Chapitre XIII
— Lorsque vous êtes rentrés de Kowloon, hier, dit Mme Lou, et que vous m’avez parlé des masques de linge, j’ai tout de suite su que quelque chose ne tournait pas rond. Il y a une circonstance que vous avez toujours ignorée, Anna, c’est que moi, Suei Lou Min, suis le dernier des grands maîtres de la Triade, confrérie que j’ai mise en veilleuse et qui, en raison des événements politiques ayant bouleversé la Chine, a perdu beaucoup de puissance. Si les Hong étaient intervenus dans l’affaire de l’œil d’émeraude, j’aurais été la première à le savoir.
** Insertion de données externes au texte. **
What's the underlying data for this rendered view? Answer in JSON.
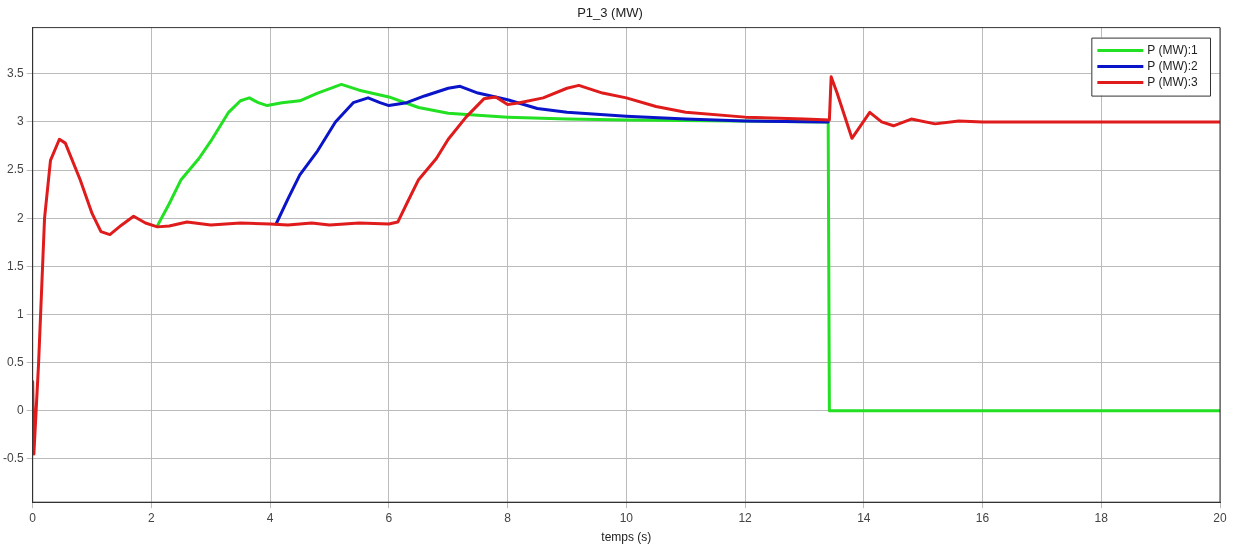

Je soupçonnai donc aussitôt les agents secrets chinois à Hong-Kong de vouloir donner le change pour se rendre maîtres du trésor, destiné à aller grossir les finances du gouvernement de Pékin.
» Devinant que vous seriez surveillés et suivis jusqu’à l’île du Tigre, je décidai de vous y devancer afin de vous protéger si le besoin s’en faisait sentir.
» À bord d’un puissant canot automobile, je vins ici la nuit dernière. Je cachai mon embarcation et allai m’embusquer aux abords de la pagode, où je n’eus plus qu’à attendre. C’est ainsi que j’assistai à votre arrivée, puis à celle des faux masques de linge. Je pénétrai dans le temple à leur suite et, comme ils s’apprêtaient à vous tuer pour supprimer tout témoin gênant, je les abattis. J’aurais pu me découvrir alors, mais j’avais le pressentiment que mon rôle n’était pas terminé. Depuis le début, j’avais soupçonné le professeur Laeking et je trouvais étrange qu’il ne se soit pas encore manifesté. Peut-être allait-il vous tendre un ultime piège…
» Vous savez que mes prévisions devaient se réaliser. Comme je revenais vers votre bateau, je repérai Laeking, qui se cachait. Je compris qu’il voulait vous surprendre. Je me suis moi-même dissimulée derrière des buissons et ai attendu…
Tournant sa poupe à l’île du Tigre, qui n’était plus déjà qu’une forme noire, presque anonyme, se perdant peu à peu dans le fourmillement des autres îles, la vedette à moteur fendait de son étrave l’eau bleue de l’estuaire. Bob Morane tenait la barre et, près de lui, dans le cockpit, étaient assis Anna, Bill et Mme Lou, qui venait de parler. Quand elle se tut, un élan jeta Anna vers elle.
— Sans vous, tante, nous serions sans doute morts tous trois à l’heure présente. Nous aurions dû vous écouter, ne jamais nous lancer dans cette aventure absurde…
La longue main, couleur d’ambre pâle, de Mme Lou caressa, en un geste d’une extrême tendresse, la chevelure de la jeune fille. Un sourire apparut sur le visage sévère, à la beauté trop parfaite de statue.
— Oublions le passé, ma petite Anna. Vous êtes en vie, et vos amis aussi… Cela seul compte…
Tout en continuant à manier la barre avec une souple maîtrise, Morane échangea un regard avec Bill. Le géant et lui ne pouvaient que s’étonner que cette femme redoutable, qui venait de tuer cinq hommes, puisse, aussitôt après, avoir les gestes et la voix d’une parente aimante. Bien sûr, ces cinq hommes étaient des criminels, et Anna Pei Min la plus adorable des nièces.
Bob lâcha la barre d’une main et alla cueillir la clef de bronze au fond de sa poche, pour la tendre à Mme Lou.
— Prenez, dit-il. Puisqu’elle donne accès au trésor de la Triade, volé jadis par le mandarin Lin Pei Min, elle est à vous…
Mme Lou prit la clef.
— Vous avez raison d’agir ainsi, Bob. Ce trésor a fait couler trop de sang. Je veux l’oublier… Me promettez-vous de l’oublier également, ainsi que votre ami ?
Bob Morane et Bill Ballantine promirent, puis l’Écossais éclata de rire.
— Et l’œil d’émeraude, interrogea-t-il, qu’allons-nous en faire ?
— Gardez-le en souvenir, dit Anna. Je ne veux rien qui me rappelle mon ancêtre et ses crimes…
En parlant ainsi, la jeune fille avait posé ses regards sur Morane et ses yeux ne le quittèrent plus. Alors, Bob sut qu’il pourrait tout oublier, l’œil d’émeraude, les Hong, le trésor de Lin Pei Min, mais que toujours il se souviendrait des yeux de la jeune Chinoise, que toujours ils brilleraient dans son souvenir, comme deux étoiles, au fond des pires lointains.